Briefs


Illusion of insight

April 16, 2025

Google’s Gemini Deep Research, much like OpenAI’s version we critiqued in February, suffers from the same core failure: it cannot deliver intelligence that matters. The problem isn’t the prose. It’s the purpose. These systems output language that sounds informed but consistently fails to identify the underlying objective, prioritize relevant evidence, or deliver usable conclusions.

As a test, we ran Gemini Deep Research on the topic of recent Chinese sanctions. It’s a topic our system is primed to tackle well. Here’s a representative sentence from its final output:

“Interestingly, China’s apparent willingness to invest in countries that are facing US sanctions, as noted in some analyses, could lead to shifts in geopolitical alliances and offer alternative economic development pathways for certain nations, potentially impacting the US’s global influence.”

Deep Research collapses under the weight of its own vagueness. The sentence is padded with qualifiers and clichés. “Interestingly” signals a lack of confidence. “Apparent willingness” restates the obvious. “Some analyses” offers no source or synthesis. The phrase “shifts in geopolitical alliances” ignores that we are already in a second Cold War. “Alternative economic development pathways” means nothing without examples. “Potentially impacting U.S. global influence” avoids the real question: how? In what domain? With what consequence?

Enterprise users don’t need summaries of what might be true. They need structured insight: what happened, why it matters, what happens next, and what to do about it. Gemini Deep Research—like its OpenAI cousin—misses the mark because it doesn’t know what it’s solving for. It has no embedded goal, no prioritization mechanism, and no ability to distinguish boilerplate from intelligence. It is, functionally, a language model that has been told to sound like an analyst.

The sentence above is a case study in what we warned about on February 17: models that lack motivation, instinct, and persistence will fail to produce actionable analysis. Gemini Deep Research picked sources based first-and-foremost on technical availability, not analytical signal. It leaned heavily on academic papers and derivative think tank summaries while largely ignoring harder-to-reach but more relevant materials like official customs notices, corporate filings, or policy briefings from foreign government agencies. That’s because it has no instinct for where signal resides.

Radiant Intel takes a different approach. Our system begins with clearly defined goals and a curated corpus of sources handpicked by experts. Our proprietary agentic architecture encoded with decades of analyst expertise ensures the model does not guess what matters—it follows human intent, bringing scale and speed to trusted methods rather than simulating them. Lastly, we ground the analysis in the specifics of our customer and their unique operational context, regulatory environment, and strategic priorities. The latest advances from OpenAI (such as longer context windows and lower inference costs) help us immensely, but they reinforce our thesis, not replace it.
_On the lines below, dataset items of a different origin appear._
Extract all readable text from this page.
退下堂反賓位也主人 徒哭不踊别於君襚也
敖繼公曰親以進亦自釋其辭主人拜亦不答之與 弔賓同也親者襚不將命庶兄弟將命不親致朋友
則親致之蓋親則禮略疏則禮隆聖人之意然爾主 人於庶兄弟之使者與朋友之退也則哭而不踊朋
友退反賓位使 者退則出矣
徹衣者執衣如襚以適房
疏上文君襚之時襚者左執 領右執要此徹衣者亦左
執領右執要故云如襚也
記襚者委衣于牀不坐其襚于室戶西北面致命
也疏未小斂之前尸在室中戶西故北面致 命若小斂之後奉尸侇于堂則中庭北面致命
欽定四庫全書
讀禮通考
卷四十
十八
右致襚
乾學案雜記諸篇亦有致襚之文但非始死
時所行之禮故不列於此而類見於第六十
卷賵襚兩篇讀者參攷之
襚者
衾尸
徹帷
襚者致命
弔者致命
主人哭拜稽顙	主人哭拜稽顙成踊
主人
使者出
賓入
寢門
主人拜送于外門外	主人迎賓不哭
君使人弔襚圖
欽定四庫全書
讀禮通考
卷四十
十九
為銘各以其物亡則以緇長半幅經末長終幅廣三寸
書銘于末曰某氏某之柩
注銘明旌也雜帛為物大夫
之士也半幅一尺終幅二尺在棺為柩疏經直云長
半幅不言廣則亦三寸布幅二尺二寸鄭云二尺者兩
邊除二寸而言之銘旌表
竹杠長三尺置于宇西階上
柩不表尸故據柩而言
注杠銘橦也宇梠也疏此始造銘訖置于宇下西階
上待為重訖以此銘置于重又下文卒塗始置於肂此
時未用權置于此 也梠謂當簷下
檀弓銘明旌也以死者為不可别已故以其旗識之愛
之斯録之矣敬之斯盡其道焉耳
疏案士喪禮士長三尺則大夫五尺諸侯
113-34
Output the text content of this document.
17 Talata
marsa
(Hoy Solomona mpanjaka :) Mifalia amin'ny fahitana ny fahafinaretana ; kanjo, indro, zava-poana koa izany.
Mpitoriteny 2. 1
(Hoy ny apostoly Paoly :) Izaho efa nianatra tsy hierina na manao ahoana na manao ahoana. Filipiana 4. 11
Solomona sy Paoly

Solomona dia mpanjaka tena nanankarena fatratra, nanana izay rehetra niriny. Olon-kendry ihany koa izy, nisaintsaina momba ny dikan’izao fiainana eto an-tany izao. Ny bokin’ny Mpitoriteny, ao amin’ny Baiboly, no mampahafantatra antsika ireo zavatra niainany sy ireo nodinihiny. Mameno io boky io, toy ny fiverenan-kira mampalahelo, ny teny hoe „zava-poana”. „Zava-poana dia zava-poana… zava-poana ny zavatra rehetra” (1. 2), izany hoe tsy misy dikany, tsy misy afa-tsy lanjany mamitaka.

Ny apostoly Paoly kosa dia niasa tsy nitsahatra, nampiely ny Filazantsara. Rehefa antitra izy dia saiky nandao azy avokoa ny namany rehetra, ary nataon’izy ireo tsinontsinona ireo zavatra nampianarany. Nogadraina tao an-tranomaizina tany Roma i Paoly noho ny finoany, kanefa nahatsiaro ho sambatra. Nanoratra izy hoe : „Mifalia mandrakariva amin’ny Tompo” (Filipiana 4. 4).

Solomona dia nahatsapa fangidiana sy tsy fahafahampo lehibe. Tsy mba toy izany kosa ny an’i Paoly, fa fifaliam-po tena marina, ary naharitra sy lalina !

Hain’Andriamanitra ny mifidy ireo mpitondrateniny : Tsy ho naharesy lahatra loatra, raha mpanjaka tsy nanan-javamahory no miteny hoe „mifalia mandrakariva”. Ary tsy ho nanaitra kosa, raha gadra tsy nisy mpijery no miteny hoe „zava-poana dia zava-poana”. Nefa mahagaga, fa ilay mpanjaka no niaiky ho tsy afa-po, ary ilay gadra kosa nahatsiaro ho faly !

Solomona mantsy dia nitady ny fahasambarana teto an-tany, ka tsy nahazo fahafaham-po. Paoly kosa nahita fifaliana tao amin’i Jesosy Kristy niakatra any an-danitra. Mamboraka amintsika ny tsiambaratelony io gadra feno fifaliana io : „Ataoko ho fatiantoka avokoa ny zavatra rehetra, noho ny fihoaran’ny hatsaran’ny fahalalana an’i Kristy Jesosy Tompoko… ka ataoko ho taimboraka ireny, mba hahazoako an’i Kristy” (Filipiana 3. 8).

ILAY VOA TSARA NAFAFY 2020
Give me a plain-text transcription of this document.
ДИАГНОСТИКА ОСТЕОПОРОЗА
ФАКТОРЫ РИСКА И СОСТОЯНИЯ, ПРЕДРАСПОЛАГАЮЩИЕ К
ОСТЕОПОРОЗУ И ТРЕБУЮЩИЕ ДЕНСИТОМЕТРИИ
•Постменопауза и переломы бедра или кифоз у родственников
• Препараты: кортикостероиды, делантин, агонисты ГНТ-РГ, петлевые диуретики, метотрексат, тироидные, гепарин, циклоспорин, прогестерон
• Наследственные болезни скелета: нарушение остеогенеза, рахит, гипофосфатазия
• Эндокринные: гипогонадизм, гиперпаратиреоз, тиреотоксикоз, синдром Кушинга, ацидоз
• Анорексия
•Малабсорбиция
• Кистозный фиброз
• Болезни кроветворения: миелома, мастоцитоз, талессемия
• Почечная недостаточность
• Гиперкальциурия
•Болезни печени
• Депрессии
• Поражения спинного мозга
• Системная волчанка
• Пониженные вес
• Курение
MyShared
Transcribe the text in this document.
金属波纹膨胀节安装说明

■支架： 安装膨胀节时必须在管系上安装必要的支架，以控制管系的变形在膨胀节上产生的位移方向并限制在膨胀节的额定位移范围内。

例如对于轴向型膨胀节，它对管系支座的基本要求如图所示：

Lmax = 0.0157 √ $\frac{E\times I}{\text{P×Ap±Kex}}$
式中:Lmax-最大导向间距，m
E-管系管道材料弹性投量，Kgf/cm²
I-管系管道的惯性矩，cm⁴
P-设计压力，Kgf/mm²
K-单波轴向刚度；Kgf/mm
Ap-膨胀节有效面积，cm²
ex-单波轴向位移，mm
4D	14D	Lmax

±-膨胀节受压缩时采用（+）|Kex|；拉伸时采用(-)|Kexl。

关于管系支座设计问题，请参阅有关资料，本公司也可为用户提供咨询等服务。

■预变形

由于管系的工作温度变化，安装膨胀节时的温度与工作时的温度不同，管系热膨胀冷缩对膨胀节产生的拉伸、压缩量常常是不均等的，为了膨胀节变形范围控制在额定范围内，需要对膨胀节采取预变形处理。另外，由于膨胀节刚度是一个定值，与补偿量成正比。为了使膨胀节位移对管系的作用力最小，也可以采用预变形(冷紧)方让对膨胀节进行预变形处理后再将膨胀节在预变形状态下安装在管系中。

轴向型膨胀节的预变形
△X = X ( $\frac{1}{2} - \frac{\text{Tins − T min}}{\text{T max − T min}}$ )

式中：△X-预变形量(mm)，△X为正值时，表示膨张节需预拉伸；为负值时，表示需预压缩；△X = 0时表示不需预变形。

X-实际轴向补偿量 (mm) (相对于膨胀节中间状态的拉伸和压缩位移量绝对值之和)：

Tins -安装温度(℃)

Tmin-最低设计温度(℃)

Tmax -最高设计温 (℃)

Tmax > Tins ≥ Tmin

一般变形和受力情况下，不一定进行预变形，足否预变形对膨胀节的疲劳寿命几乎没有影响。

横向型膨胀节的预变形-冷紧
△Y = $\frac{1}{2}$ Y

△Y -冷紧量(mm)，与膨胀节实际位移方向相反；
The future of intelligence isn’t AI-only—it’s AI-scaled, human-guided.

Gemini Deep Research, like OpenAI’s earlier attempt, works well for casual users trying to explore a topic. But in the enterprise, where decisions depend on context, depth, specificity, and credibility, these models remain little more than sophisticated noise generators. The challenge isn’t linguistic; it’s epistemic.

Intelligence is about knowing what to ignore, not just what to include.